Atsushi Miura envisions a society in which we will own little but share a lot in his lively discussion on where consumer society in Japan is headed. I don't buy it — well, not all of it — but nonetheless it's an interesting and engaging analysis of Japan's famously sophisticated and discerning shoppers.

The Rise of Sharing: Fourth-Stage Consumer Society in Japan

Atsushi Miura, Translated by Dana Lewis.
LTCB International Library, Nonfiction.

They weren't always so. To take one of Miura's examples: When Nestle Japan introduced instant coffee back in the bubble years it used the fictional Crown Prince Rudolph, heir to the Belgian throne, and a connoisseur of instant coffee, as its mascot. How times have changed.

Miura studied sociology before spending a lifetime in marketing. In his formative years he worked at Across, an influential marketing magazine, which explains the graphs, charts and photos that come thick and fast in his book. Who knew the venerable Woody Allen was not immune to making a yen, sticking his mug in an advert for Seibu Corporation?

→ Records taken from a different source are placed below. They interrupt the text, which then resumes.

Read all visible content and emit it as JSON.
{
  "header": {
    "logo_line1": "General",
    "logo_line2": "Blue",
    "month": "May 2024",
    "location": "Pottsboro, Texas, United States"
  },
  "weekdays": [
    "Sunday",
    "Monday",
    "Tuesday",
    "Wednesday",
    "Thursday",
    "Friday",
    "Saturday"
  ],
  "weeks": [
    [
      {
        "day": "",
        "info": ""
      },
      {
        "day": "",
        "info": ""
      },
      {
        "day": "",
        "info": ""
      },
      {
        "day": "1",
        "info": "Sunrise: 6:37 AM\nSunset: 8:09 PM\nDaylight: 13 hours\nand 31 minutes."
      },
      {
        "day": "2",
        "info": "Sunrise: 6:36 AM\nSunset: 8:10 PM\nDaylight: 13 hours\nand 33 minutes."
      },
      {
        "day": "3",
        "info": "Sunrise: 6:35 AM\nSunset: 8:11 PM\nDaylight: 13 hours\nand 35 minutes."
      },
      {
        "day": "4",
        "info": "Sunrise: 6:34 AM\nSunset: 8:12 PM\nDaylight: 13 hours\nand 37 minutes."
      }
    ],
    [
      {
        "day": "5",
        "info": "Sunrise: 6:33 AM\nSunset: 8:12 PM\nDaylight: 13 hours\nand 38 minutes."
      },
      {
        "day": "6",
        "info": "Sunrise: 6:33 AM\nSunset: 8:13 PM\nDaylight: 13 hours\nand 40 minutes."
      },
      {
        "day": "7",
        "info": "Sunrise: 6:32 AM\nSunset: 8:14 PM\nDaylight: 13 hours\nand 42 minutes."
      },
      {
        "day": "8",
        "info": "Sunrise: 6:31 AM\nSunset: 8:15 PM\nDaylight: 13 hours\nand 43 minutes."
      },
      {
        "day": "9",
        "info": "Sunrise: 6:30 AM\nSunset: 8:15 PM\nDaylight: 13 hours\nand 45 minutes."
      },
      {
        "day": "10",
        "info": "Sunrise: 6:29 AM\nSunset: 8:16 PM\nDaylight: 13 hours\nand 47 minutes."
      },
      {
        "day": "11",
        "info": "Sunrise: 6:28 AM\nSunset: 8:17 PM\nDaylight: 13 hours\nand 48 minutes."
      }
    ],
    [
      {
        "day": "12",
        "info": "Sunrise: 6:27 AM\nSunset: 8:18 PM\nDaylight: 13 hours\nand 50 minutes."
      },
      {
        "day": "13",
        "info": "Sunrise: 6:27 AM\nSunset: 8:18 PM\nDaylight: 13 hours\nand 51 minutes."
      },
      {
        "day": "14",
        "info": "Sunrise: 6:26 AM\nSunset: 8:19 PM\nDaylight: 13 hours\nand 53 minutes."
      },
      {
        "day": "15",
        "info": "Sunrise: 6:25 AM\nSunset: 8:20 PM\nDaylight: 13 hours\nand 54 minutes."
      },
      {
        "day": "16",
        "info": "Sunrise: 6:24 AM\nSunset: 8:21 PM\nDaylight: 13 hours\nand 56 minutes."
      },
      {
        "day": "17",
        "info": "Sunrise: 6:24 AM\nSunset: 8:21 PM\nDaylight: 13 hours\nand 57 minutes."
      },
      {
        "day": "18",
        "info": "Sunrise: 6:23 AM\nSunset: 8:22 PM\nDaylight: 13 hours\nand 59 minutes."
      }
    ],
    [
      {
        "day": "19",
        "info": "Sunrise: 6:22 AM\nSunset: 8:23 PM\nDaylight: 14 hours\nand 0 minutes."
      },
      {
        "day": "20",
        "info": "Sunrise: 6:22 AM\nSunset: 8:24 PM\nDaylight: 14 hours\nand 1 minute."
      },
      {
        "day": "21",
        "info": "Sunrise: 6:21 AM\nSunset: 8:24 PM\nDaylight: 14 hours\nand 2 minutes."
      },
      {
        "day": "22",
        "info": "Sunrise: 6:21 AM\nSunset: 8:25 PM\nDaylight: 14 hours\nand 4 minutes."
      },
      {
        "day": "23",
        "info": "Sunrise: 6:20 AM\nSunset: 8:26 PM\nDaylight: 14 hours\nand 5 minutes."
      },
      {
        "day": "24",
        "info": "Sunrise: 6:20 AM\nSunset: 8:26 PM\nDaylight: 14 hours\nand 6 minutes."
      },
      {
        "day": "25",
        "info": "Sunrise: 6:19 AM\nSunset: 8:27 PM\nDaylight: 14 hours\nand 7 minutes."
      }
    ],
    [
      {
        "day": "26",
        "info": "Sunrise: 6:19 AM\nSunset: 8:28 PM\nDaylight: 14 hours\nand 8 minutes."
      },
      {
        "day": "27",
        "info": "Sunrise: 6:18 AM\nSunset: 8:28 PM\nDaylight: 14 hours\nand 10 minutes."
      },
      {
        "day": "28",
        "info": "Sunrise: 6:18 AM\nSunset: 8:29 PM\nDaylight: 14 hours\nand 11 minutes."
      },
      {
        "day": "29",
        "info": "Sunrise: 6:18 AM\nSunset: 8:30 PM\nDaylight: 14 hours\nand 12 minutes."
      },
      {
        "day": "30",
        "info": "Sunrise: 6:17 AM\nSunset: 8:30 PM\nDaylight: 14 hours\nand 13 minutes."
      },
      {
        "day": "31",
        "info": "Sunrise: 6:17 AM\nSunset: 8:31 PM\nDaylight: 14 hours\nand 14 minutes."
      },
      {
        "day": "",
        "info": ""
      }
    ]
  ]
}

Miura's overall contention is that Japan is moving away from the buy bigger and better mentality to a fourth stage of consumerism, from "things to people." The devastation wreaked on Tohoku spurred this change. From the outset he explains that the Internet does not figure much in his analysis: More's the pity, because surely the Web, above all else, has been the harbinger for the rise of sharing.

The back end of the book is given over to interviews: writer and businessman Tsuji Takashi, who helped found Muji and who died in 2013, is refreshingly candid. This is Miura's first book to make it to English and it's a worthwhile effort.